Flight delay insurance marketplace powered by delay prediction risk score
delayStats.ipynb
This notebook explores a dataset of 2016 flights, filtering for those that originated from Boston, and visualizing the features and overall statistics of delay times. Given the distribution of delay times, the 4 "delay blocks" were chosen for the final risk score calculation:
- Less than 30 min
- Greater than 30 min and Less than or equal to 60 min
- Greater than 60 min and Less than or equal 120 min
- Greater than 120 min
Other statistics were calculated such as number of total and delayed flights by month, carrier, and destination airport, to understand importance of various features.
riskCalc.ipynb
This notebook was an early test to compare a regression model of predicting the exact flight delay time or a classification model to group the delay into one of the 4 "delay blocks." While some delay time prediction results from a Random Forest Regressor looked promising, the error rate was significant enough that ultimately the decision was made to use the delay blocks in the final model.
delayPred.ipynb
This notebook focuses on testing different models to predict a delay block for Boston origin flights.
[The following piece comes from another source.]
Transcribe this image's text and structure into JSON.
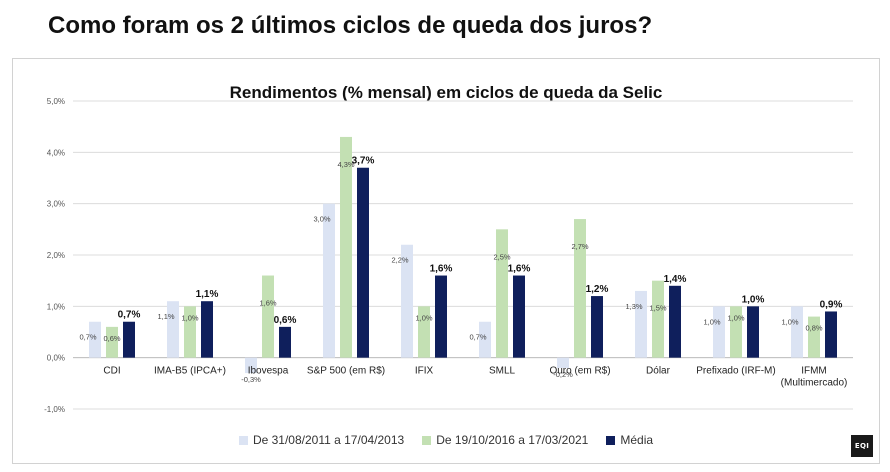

KFold method (4 splits) was used to partition training, validiation, and testing sets. Logistic Regression, Bagging Classifier, Gradient Boosting, AdaBoost, Multilayer Perceptron (MLP), K Nearest Neighbors, and Random Forest Classifiers were tested, with Gradient Boosting Classifer producing the best result, with a score of 0.862. However, in further testing, the Random Forest model proved to be more robust and was chosen as the final model.